Science and data are more important than ever and the four-time Paris-Roubaix winner is certain that power numbers have become more influential than ever when it comes to rider selection for major races. Before, riders were selected on the back of results, previous form and a degree of reputation but that’s all changed since Boonen stepped back in 2017.

Also read: Tom Boonen calls out Wout van Aert for missing a monument in 2022: ‘It’s all that matters’

“For our generation I think that we were afraid not to race. We felt like we needed a few wins under our belt just to get to Flanders. I just had dinner with Wilfried Peeters and Ivan Van Mol, our old team doctor.

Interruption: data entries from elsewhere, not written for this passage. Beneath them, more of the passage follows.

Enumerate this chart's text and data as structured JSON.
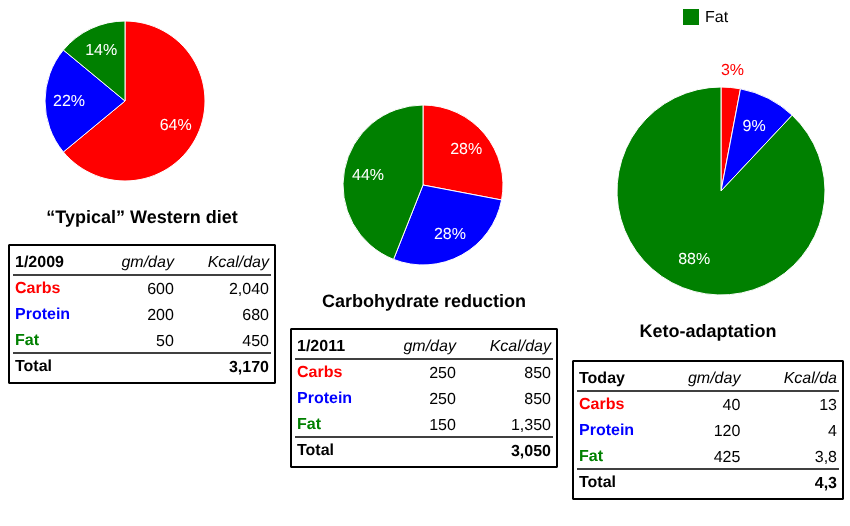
{
  "chart_data": [
    {
      "type": "pie",
      "title": "“Typical” Western diet",
      "categories": [
        null,
        null,
        null
      ],
      "values": [
        64,
        22,
        14
      ],
      "colors": [
        "#ff0000",
        "#0000ff",
        "#008000"
      ],
      "value_labels": [
        "64%",
        "22%",
        "14%"
      ],
      "annotations": [
        "1/2009",
        "gm/day",
        "Kcal/day",
        "Carbs",
        "600",
        "2,040",
        "Protein",
        "200",
        "680",
        "Fat",
        "50",
        "450",
        "Total",
        "3,170"
      ]
    },
    {
      "type": "pie",
      "title": "Carbohydrate reduction",
      "categories": [
        null,
        null,
        null
      ],
      "values": [
        28,
        28,
        44
      ],
      "colors": [
        "#ff0000",
        "#0000ff",
        "#008000"
      ],
      "value_labels": [
        "28%",
        "28%",
        "44%"
      ],
      "annotations": [
        "1/2011",
        "gm/day",
        "Kcal/day",
        "Carbs",
        "250",
        "850",
        "Protein",
        "250",
        "850",
        "Fat",
        "150",
        "1,350",
        "Total",
        "3,050"
      ]
    },
    {
      "type": "pie",
      "title": "Keto-adaptation",
      "categories": [
        null,
        null,
        "Fat"
      ],
      "values": [
        3,
        9,
        88
      ],
      "colors": [
        "#ff0000",
        "#0000ff",
        "#008000"
      ],
      "value_labels": [
        "3%",
        "9%",
        "88%"
      ],
      "legend": "top",
      "annotations": [
        "Today",
        "gm/day",
        "Kcal/da",
        "Carbs",
        "40",
        "13",
        "Protein",
        "120",
        "4",
        "Fat",
        "425",
        "3,8",
        "Total",
        "4,3"
      ]
    }
  ]
}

“It’s something that we do every year, and they were saying that it’s the trainers these days who pick the riders for the races,” he said. “It’s totally changed. It’s more and more down to numbers. Back when I was racing the numbers were maybe a 10 percent influence but now it’s probably 80.

“My generation. Even with Remco, I know him a little, it’s all cycling nerds, and all that exists is the bike. It’s very good to look at them but these are different guys. There’s probably some fun guys in the peloton but it’s a different generation, and a different outlook. I could be a bike rider these days, but if I could choose for my own experience, then I would choose from my generation.”

As for Evenepoel, it looks highly likely that this year’s Vuelta a España winner will head to the Giro d’Italia next season as he embarks on his second grand tour quest.

Boonen: ‘It’s not logical for Remco to move teams’

There had been mounting speculation after the Belgian’s rainbow jersey win that Ineos Grenadiers were intent on signing the rider. However, Boonen believes that his fellow countryman must trust in Patrick Lefevere to create a winning Tour de France team around him.

“I think that for Remco, it’s not logical to move teams because he has the two biggest Belgium sponsors in history behind him in Soudal and Quick-Step,” adds Boonen.

“They have such a big history and then you have not only a team but if you take Remco out of the team you don’t just lose one rider but you lose a masterplan for the next five, six years. That would put all of Belgium against you, and it wouldn’t be a good thing to do. In the end I don’t think it would ever happen. Patrick has a big plan, the sponsors are giving him big bucks to try and make the dream come true.”

The major question at this point is just how far can Evenepoel go given his age, current palmares and trajectory.

“I’m a true believer,” says Boonen.

“I don’t say that he will win the Tour de France but I don’t think that you can find anyone who says he’ll never win. He has everything in-house to try and win the Tour, and I hope that he will. He’s so strong mentally, and he can handle pressure. He has the strength and he can really do it.